By | January 27, 2011, 4:00 AM PST

From infrared to ultraviolet, a new solar cell can respond to the wavelengths of almost the entire light spectrum. And making it might be relatively easy.

So say researchers, published this week in Physical Review Letters, who have designed this new multi-banded solar cell. The cell could help make solar devices more efficient, because more of the sun’s light would be available for conduction.

Current high-efficiency solar cells typically consist of three semiconductor layers with varying band gaps, or energy gaps. The band gap is what determines which wavelengths are best absorbed by the semiconductor.

“Since no one material is sensitive to all wavelengths, the underlying principle of a successful full-spectrum solar cell is to combine different semiconductors with different energy gaps,” says lead researcher Wladek Walukiewicz in a statement.

Full spectrum solar cells are not new. The scientists—from Lawrence Berkeley National Laboratory and Rose Street Labs Energy—produced two others over the last decade. These solar cells each had varying mixes of one alloy, which basically served as different semiconductors. The first used indium gallium nitride and the second had zinc, manganese and tellurium. According to their developers, both would have been prohibitively pricey for commercial purposes, with manufacturing being complex and time-consuming. Their latest creation, however, is simpler.

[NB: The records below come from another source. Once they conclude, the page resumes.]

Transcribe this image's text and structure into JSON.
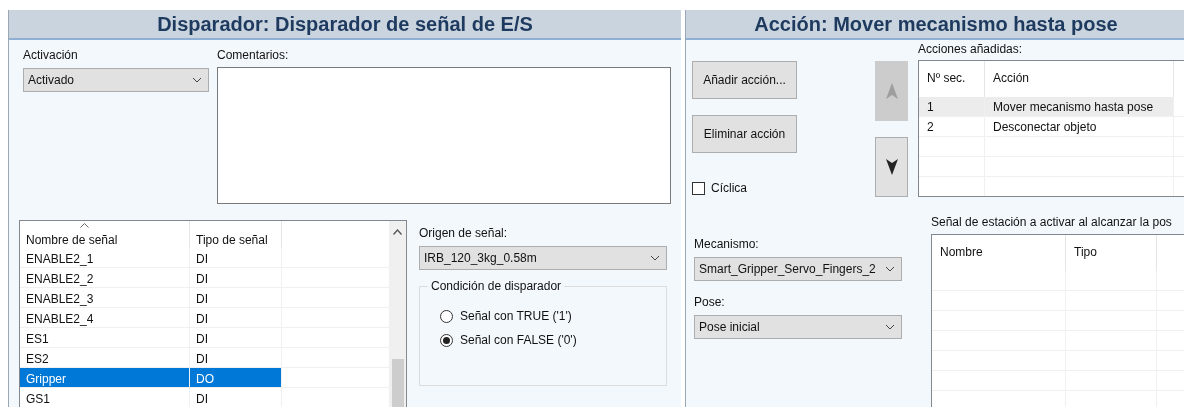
{
  "trigger_panel": {
    "title": "Disparador: Disparador de señal de E/S",
    "activation": {
      "label": "Activación",
      "value": "Activado"
    },
    "comments": {
      "label": "Comentarios:"
    },
    "signal_list": {
      "columns": [
        "Nombre de señal",
        "Tipo de señal"
      ],
      "rows": [
        {
          "name": "ENABLE2_1",
          "type": "DI",
          "selected": false
        },
        {
          "name": "ENABLE2_2",
          "type": "DI",
          "selected": false
        },
        {
          "name": "ENABLE2_3",
          "type": "DI",
          "selected": false
        },
        {
          "name": "ENABLE2_4",
          "type": "DI",
          "selected": false
        },
        {
          "name": "ES1",
          "type": "DI",
          "selected": false
        },
        {
          "name": "ES2",
          "type": "DI",
          "selected": false
        },
        {
          "name": "Gripper",
          "type": "DO",
          "selected": true
        },
        {
          "name": "GS1",
          "type": "DI",
          "selected": false
        }
      ]
    },
    "signal_source": {
      "label": "Origen de señal:",
      "value": "IRB_120_3kg_0.58m"
    },
    "trigger_condition": {
      "label": "Condición de disparador",
      "options": [
        {
          "label": "Señal con TRUE ('1')",
          "selected": false
        },
        {
          "label": "Señal con FALSE ('0')",
          "selected": true
        }
      ]
    }
  },
  "action_panel": {
    "title": "Acción: Mover mecanismo hasta pose",
    "buttons": [
      "Añadir acción...",
      "Eliminar acción"
    ],
    "cyclic": {
      "label": "Cíclica",
      "checked": false
    },
    "move_up": {
      "disabled": true
    },
    "move_down": {
      "disabled": false
    },
    "added_actions": {
      "label": "Acciones añadidas:",
      "columns": [
        "Nº sec.",
        "Acción"
      ],
      "rows": [
        {
          "seq": "1",
          "action": "Mover mecanismo hasta pose",
          "selected": true
        },
        {
          "seq": "2",
          "action": "Desconectar objeto",
          "selected": false
        }
      ]
    },
    "mechanism": {
      "label": "Mecanismo:",
      "value": "Smart_Gripper_Servo_Fingers_2"
    },
    "pose": {
      "label": "Pose:",
      "value": "Pose inicial"
    },
    "station_signals": {
      "label": "Señal de estación a activar al alcanzar la pos",
      "columns": [
        "Nombre",
        "Tipo"
      ]
    }
  }
}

This time their alloy is gallium arsenide nitride (similar to gallium arsenide, which is often used in thin-film solar cells). They produced the alloy through metalorganic chemical vapor deposition, a process also commonly used by the industry.

Adding an intermediate band between the conduction and valence bands was key (see image above). Although the band does not conduct a charge, it acts as “a stepping stone” for currents of the medium energies that the other two bands aren’t picking up. The researchers created the intermediate band by switching some arsenic molecules with nitrogen. With three band gaps that cover the light spectrum, the device was able to absorb energies between 1.1 electron volts (eV) in the infrared range to 3.2 eV at the ultraviolet end of the spectrum.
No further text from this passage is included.